Pałac w Brzezinie wyróżnia się spośród innych kolorem tynku. Zamiast często spotykanych bieli, barw złocistych, różowych, łososiowych czy koralowych, jego mury mają odcień kawy z mlekiem. Tylko drzwi, obramienia okien, lizeny i balkony są białe. Należy on do tej kategorii budowli, które nie zaskakują niczym szczególnym w elewacji frontowej, za to rozkwitają w części wychodzącej na ogród. Prosta, wydłużona konstrukcja i pozbawione dekoracyjności, za to liczne okna, do tego portal wejściowy z okrągłym balkonem wspartym na czterech kolumnach oraz dach mansardowy z lukarnami - to najkrótsza charakterystyka pałacu.

 



Ściana przeciwległa do frontowej została wykonana z odrobinę większą fantazją, choć również z jakąś dozą ostrożności, z subtelnym umiarem. Oś środkowa jest zaznaczona wysuniętym przed lico budynku portalem (stanowiącym niemal kopię wejścia głównego) z parą podłużnych, zakończonych półkoliście okien po bokach i z balkonem u góry. Dopełnieniem centralnej części elewacji jest trójkątny szczyt. Aby zejść do ogrodu lub na ścieżkę prowadzącą do stawu, trzeba przejść przez rozległy taras z małą fontanną pośrodku, ogrodzony balustradą tralkową z rzeźbami postaci chłopięcych, i pokonać kilka stopni szerokich schodów.










W pobliżu pałacu nie ma śladów po dawnym folwarku. Nie wiadomo nawet, gdzie kiedyś znajdowały się budynki gospodarcze. Jedyną budowlą, stojącą trochę z boku pałacu, prostopadle do niego, jest oranżeria: częściowo murowana i zwieńczona tarasem, posiadająca dwie, przypominające alkierze, narożne dobudówki kryte dachami mansardowymi, a częściowo oszklona (osobne pomieszczenie). Nie wiadomo, kiedy została wybudowana i do jakich celów była przeznaczona.




Pałac w Brzezinie jest, nie wiedzieć czemu, jednym z najgorzej udokumentowanych obiektów w swej kategorii.

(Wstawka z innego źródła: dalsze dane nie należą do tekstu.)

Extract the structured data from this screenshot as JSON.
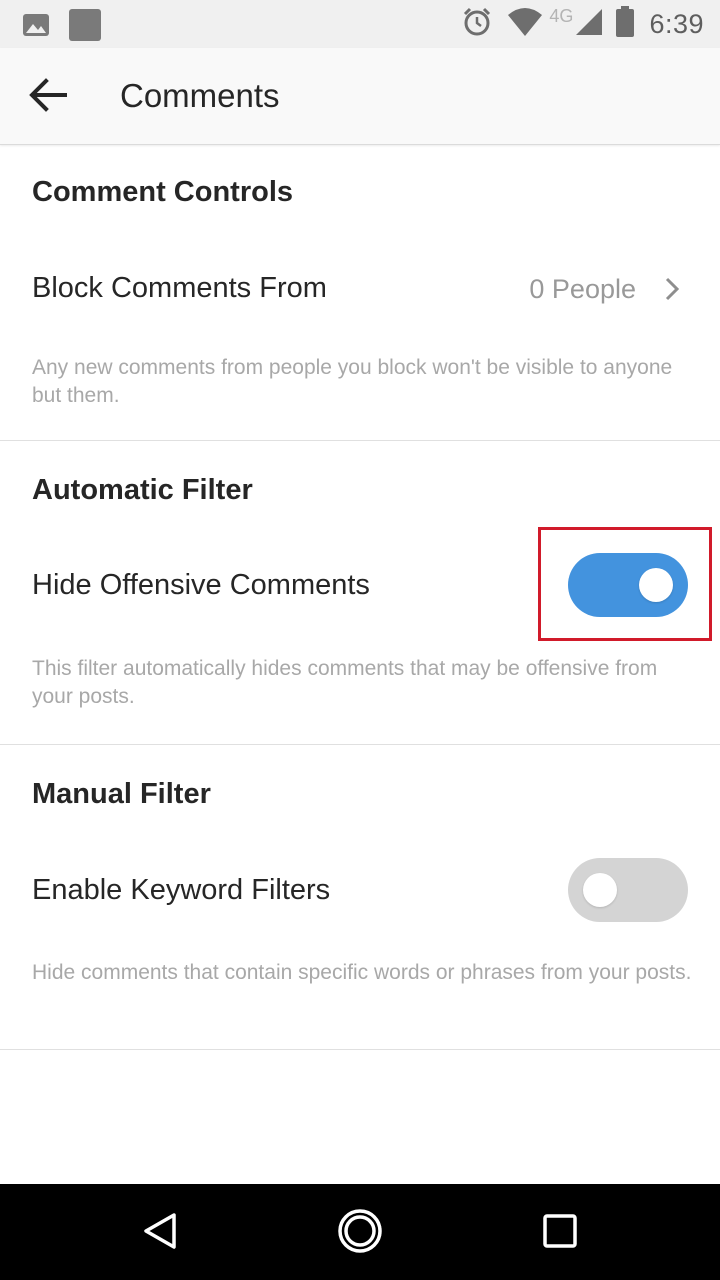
{
  "status_bar": {
    "time": "6:39",
    "network": "4G",
    "left_icons": [
      "image-icon",
      "app-square-icon"
    ],
    "right_icons": [
      "alarm-icon",
      "wifi-icon",
      "signal-icon",
      "battery-icon"
    ]
  },
  "app_bar": {
    "title": "Comments",
    "back_icon": "arrow-left-icon"
  },
  "sections": {
    "comment_controls": {
      "heading": "Comment Controls",
      "block_label": "Block Comments From",
      "block_value": "0 People",
      "description": "Any new comments from people you block won't be visible to anyone but them."
    },
    "automatic_filter": {
      "heading": "Automatic Filter",
      "label": "Hide Offensive Comments",
      "enabled": true,
      "description": "This filter automatically hides comments that may be offensive from your posts."
    },
    "manual_filter": {
      "heading": "Manual Filter",
      "label": "Enable Keyword Filters",
      "enabled": false,
      "description": "Hide comments that contain specific words or phrases from your posts."
    }
  },
  "colors": {
    "toggle_on": "#4393de",
    "toggle_off": "#d4d4d4",
    "highlight": "#d11a2a"
  },
  "nav_bar": {
    "icons": [
      "back-triangle-icon",
      "home-circle-icon",
      "recents-square-icon"
    ]
  }
}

Milczą o nim lub tylko napomykają autorzy przewodników, leksykonów i wszelkich dostępnych opracowań poświęconych dolnośląskim zabytkom. A przecież początki jego dziejów sięgają XVIII w., a więc przypadają na okres rozwoju niezwykle ciekawego budownictwa barokowego. Patrząc na obecną, klasycystyczną oprawę budowli, poddanej w międzyczasie wielu zabiegom modernizacyjnym i renowacyjnym, trudno doszukać się w niej jakiegokolwiek pokrewieństwa z tym "kochającym się" w przepychu i odważnym stylem. A jednak. Pałac wybudowano w latach 1725-1730, ale pozostaje tajemnicą, na czyje zlecenie i kto zamieszkał w nim pierwszy. Być może niejaki von Heermann (imię nieznane), który nabył brzeziński majątek w 1705 r.? Trudno ustalić, podobnie zresztą jak nazwiska kolejnych "panów na włościach". Mam nadzieję, że usłyszę jeszcze kiedyś o pałacu w Brzezinie, o czym z przyjemnością doniosę na tych stronach.